The construction of Sukkos in the Temple courtyard is connected to a question raised in the responsa of the Geonim: Should a Sukkah be built outside a synagogue or not? On the surface, a Sukkah should only be built outside a private dwelling. The general principle “Dwell (in the Sukkah) as you live (in your house)” governs all laws concerning Sukkos. A synagogue is not a private dwelling and hence does not require a Sukkah. However, the responsa concludes that it is proper to build a Sukkah there for the use of guests. It supports its rationale with the above-mentioned quotation from Nechemiah and concludes: “and this is the custom.”

We can derive a lesson from the above. On the second day of Rosh Hashanah we must begin thinking, and also make firm resolutions, concerning the celebration of the festival of Sukkos, ensuring that it will be a time of great joy.
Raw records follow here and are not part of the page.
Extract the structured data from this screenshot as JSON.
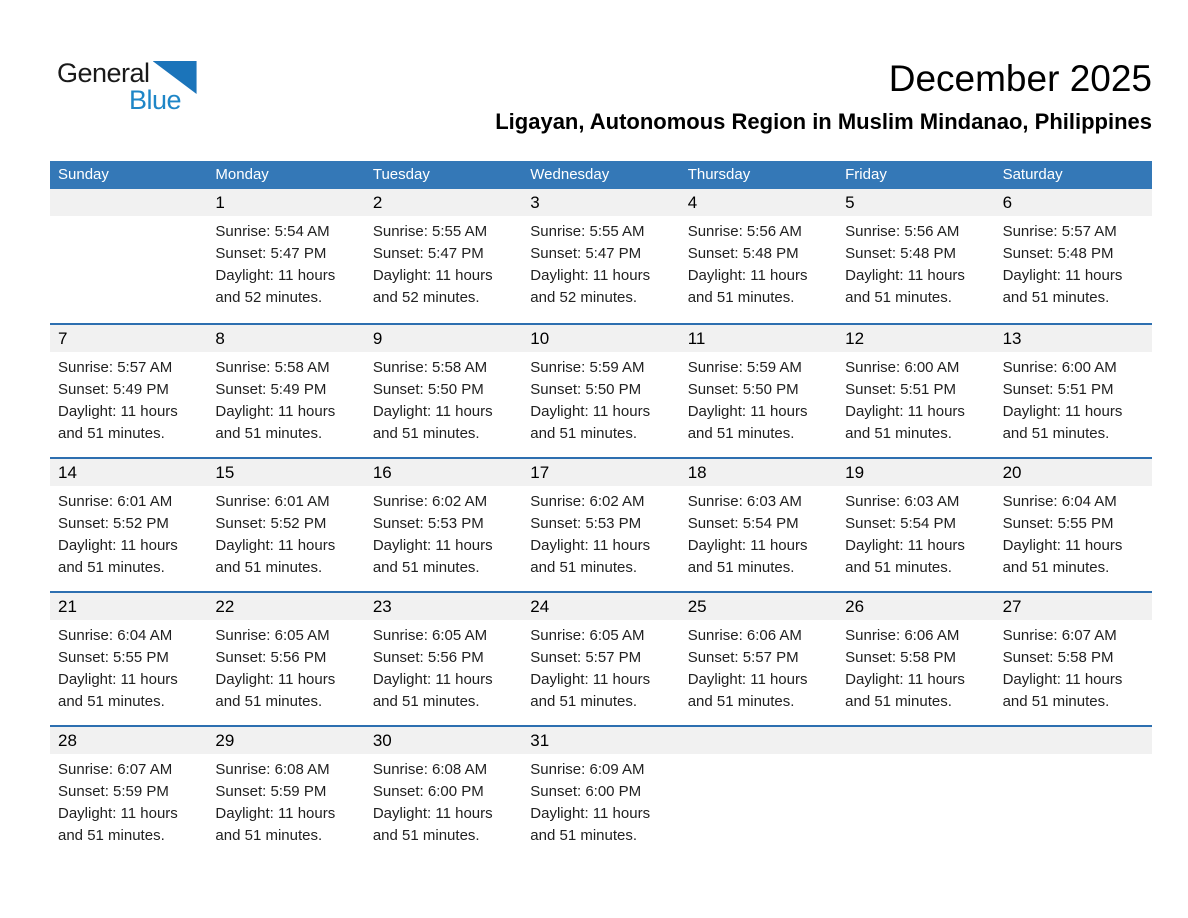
{
  "logo": {
    "word1": "General",
    "word2": "Blue",
    "triangle_icon": "logo-triangle"
  },
  "header": {
    "title": "December 2025",
    "subtitle": "Ligayan, Autonomous Region in Muslim Mindanao, Philippines"
  },
  "colors": {
    "header_bar": "#3478B7",
    "week_separator": "#2D6FB0",
    "day_number_band": "#F1F1F1",
    "logo_black": "#1A1A1A",
    "logo_blue": "#1E86C7",
    "logo_triangle_blue": "#1B74BA",
    "text": "#212121"
  },
  "calendar": {
    "day_headers": [
      "Sunday",
      "Monday",
      "Tuesday",
      "Wednesday",
      "Thursday",
      "Friday",
      "Saturday"
    ],
    "weeks": [
      [
        {
          "day": "",
          "sunrise": "",
          "sunset": "",
          "daylight1": "",
          "daylight2": ""
        },
        {
          "day": "1",
          "sunrise": "Sunrise: 5:54 AM",
          "sunset": "Sunset: 5:47 PM",
          "daylight1": "Daylight: 11 hours",
          "daylight2": "and 52 minutes."
        },
        {
          "day": "2",
          "sunrise": "Sunrise: 5:55 AM",
          "sunset": "Sunset: 5:47 PM",
          "daylight1": "Daylight: 11 hours",
          "daylight2": "and 52 minutes."
        },
        {
          "day": "3",
          "sunrise": "Sunrise: 5:55 AM",
          "sunset": "Sunset: 5:47 PM",
          "daylight1": "Daylight: 11 hours",
          "daylight2": "and 52 minutes."
        },
        {
          "day": "4",
          "sunrise": "Sunrise: 5:56 AM",
          "sunset": "Sunset: 5:48 PM",
          "daylight1": "Daylight: 11 hours",
          "daylight2": "and 51 minutes."
        },
        {
          "day": "5",
          "sunrise": "Sunrise: 5:56 AM",
          "sunset": "Sunset: 5:48 PM",
          "daylight1": "Daylight: 11 hours",
          "daylight2": "and 51 minutes."
        },
        {
          "day": "6",
          "sunrise": "Sunrise: 5:57 AM",
          "sunset": "Sunset: 5:48 PM",
          "daylight1": "Daylight: 11 hours",
          "daylight2": "and 51 minutes."
        }
      ],
      [
        {
          "day": "7",
          "sunrise": "Sunrise: 5:57 AM",
          "sunset": "Sunset: 5:49 PM",
          "daylight1": "Daylight: 11 hours",
          "daylight2": "and 51 minutes."
        },
        {
          "day": "8",
          "sunrise": "Sunrise: 5:58 AM",
          "sunset": "Sunset: 5:49 PM",
          "daylight1": "Daylight: 11 hours",
          "daylight2": "and 51 minutes."
        },
        {
          "day": "9",
          "sunrise": "Sunrise: 5:58 AM",
          "sunset": "Sunset: 5:50 PM",
          "daylight1": "Daylight: 11 hours",
          "daylight2": "and 51 minutes."
        },
        {
          "day": "10",
          "sunrise": "Sunrise: 5:59 AM",
          "sunset": "Sunset: 5:50 PM",
          "daylight1": "Daylight: 11 hours",
          "daylight2": "and 51 minutes."
        },
        {
          "day": "11",
          "sunrise": "Sunrise: 5:59 AM",
          "sunset": "Sunset: 5:50 PM",
          "daylight1": "Daylight: 11 hours",
          "daylight2": "and 51 minutes."
        },
        {
          "day": "12",
          "sunrise": "Sunrise: 6:00 AM",
          "sunset": "Sunset: 5:51 PM",
          "daylight1": "Daylight: 11 hours",
          "daylight2": "and 51 minutes."
        },
        {
          "day": "13",
          "sunrise": "Sunrise: 6:00 AM",
          "sunset": "Sunset: 5:51 PM",
          "daylight1": "Daylight: 11 hours",
          "daylight2": "and 51 minutes."
        }
      ],
      [
        {
          "day": "14",
          "sunrise": "Sunrise: 6:01 AM",
          "sunset": "Sunset: 5:52 PM",
          "daylight1": "Daylight: 11 hours",
          "daylight2": "and 51 minutes."
        },
        {
          "day": "15",
          "sunrise": "Sunrise: 6:01 AM",
          "sunset": "Sunset: 5:52 PM",
          "daylight1": "Daylight: 11 hours",
          "daylight2": "and 51 minutes."
        },
        {
          "day": "16",
          "sunrise": "Sunrise: 6:02 AM",
          "sunset": "Sunset: 5:53 PM",
          "daylight1": "Daylight: 11 hours",
          "daylight2": "and 51 minutes."
        },
        {
          "day": "17",
          "sunrise": "Sunrise: 6:02 AM",
          "sunset": "Sunset: 5:53 PM",
          "daylight1": "Daylight: 11 hours",
          "daylight2": "and 51 minutes."
        },
        {
          "day": "18",
          "sunrise": "Sunrise: 6:03 AM",
          "sunset": "Sunset: 5:54 PM",
          "daylight1": "Daylight: 11 hours",
          "daylight2": "and 51 minutes."
        },
        {
          "day": "19",
          "sunrise": "Sunrise: 6:03 AM",
          "sunset": "Sunset: 5:54 PM",
          "daylight1": "Daylight: 11 hours",
          "daylight2": "and 51 minutes."
        },
        {
          "day": "20",
          "sunrise": "Sunrise: 6:04 AM",
          "sunset": "Sunset: 5:55 PM",
          "daylight1": "Daylight: 11 hours",
          "daylight2": "and 51 minutes."
        }
      ],
      [
        {
          "day": "21",
          "sunrise": "Sunrise: 6:04 AM",
          "sunset": "Sunset: 5:55 PM",
          "daylight1": "Daylight: 11 hours",
          "daylight2": "and 51 minutes."
        },
        {
          "day": "22",
          "sunrise": "Sunrise: 6:05 AM",
          "sunset": "Sunset: 5:56 PM",
          "daylight1": "Daylight: 11 hours",
          "daylight2": "and 51 minutes."
        },
        {
          "day": "23",
          "sunrise": "Sunrise: 6:05 AM",
          "sunset": "Sunset: 5:56 PM",
          "daylight1": "Daylight: 11 hours",
          "daylight2": "and 51 minutes."
        },
        {
          "day": "24",
          "sunrise": "Sunrise: 6:05 AM",
          "sunset": "Sunset: 5:57 PM",
          "daylight1": "Daylight: 11 hours",
          "daylight2": "and 51 minutes."
        },
        {
          "day": "25",
          "sunrise": "Sunrise: 6:06 AM",
          "sunset": "Sunset: 5:57 PM",
          "daylight1": "Daylight: 11 hours",
          "daylight2": "and 51 minutes."
        },
        {
          "day": "26",
          "sunrise": "Sunrise: 6:06 AM",
          "sunset": "Sunset: 5:58 PM",
          "daylight1": "Daylight: 11 hours",
          "daylight2": "and 51 minutes."
        },
        {
          "day": "27",
          "sunrise": "Sunrise: 6:07 AM",
          "sunset": "Sunset: 5:58 PM",
          "daylight1": "Daylight: 11 hours",
          "daylight2": "and 51 minutes."
        }
      ],
      [
        {
          "day": "28",
          "sunrise": "Sunrise: 6:07 AM",
          "sunset": "Sunset: 5:59 PM",
          "daylight1": "Daylight: 11 hours",
          "daylight2": "and 51 minutes."
        },
        {
          "day": "29",
          "sunrise": "Sunrise: 6:08 AM",
          "sunset": "Sunset: 5:59 PM",
          "daylight1": "Daylight: 11 hours",
          "daylight2": "and 51 minutes."
        },
        {
          "day": "30",
          "sunrise": "Sunrise: 6:08 AM",
          "sunset": "Sunset: 6:00 PM",
          "daylight1": "Daylight: 11 hours",
          "daylight2": "and 51 minutes."
        },
        {
          "day": "31",
          "sunrise": "Sunrise: 6:09 AM",
          "sunset": "Sunset: 6:00 PM",
          "daylight1": "Daylight: 11 hours",
          "daylight2": "and 51 minutes."
        },
        {
          "day": "",
          "sunrise": "",
          "sunset": "",
          "daylight1": "",
          "daylight2": ""
        },
        {
          "day": "",
          "sunrise": "",
          "sunset": "",
          "daylight1": "",
          "daylight2": ""
        },
        {
          "day": "",
          "sunrise": "",
          "sunset": "",
          "daylight1": "",
          "daylight2": ""
        }
      ]
    ]
  }
}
Also, as mentioned in previous farbrengens and in previous years, provisions must be made to “send portions to those for whom nothing is prepared.” This will lead to the celebration of Sukkos with great joy which, in turn, will bring about the ultimate joy, the coming of the future redemption led by Moshiach. He will “build the Temple in its place” and “gather the dispersed of Israel.” He will perform the Mitzvah of Hakhel “collecting together the nation: men, women, children, and the stranger in your midst.” We will all be inscribed for a good and sweet year with open and revealed good.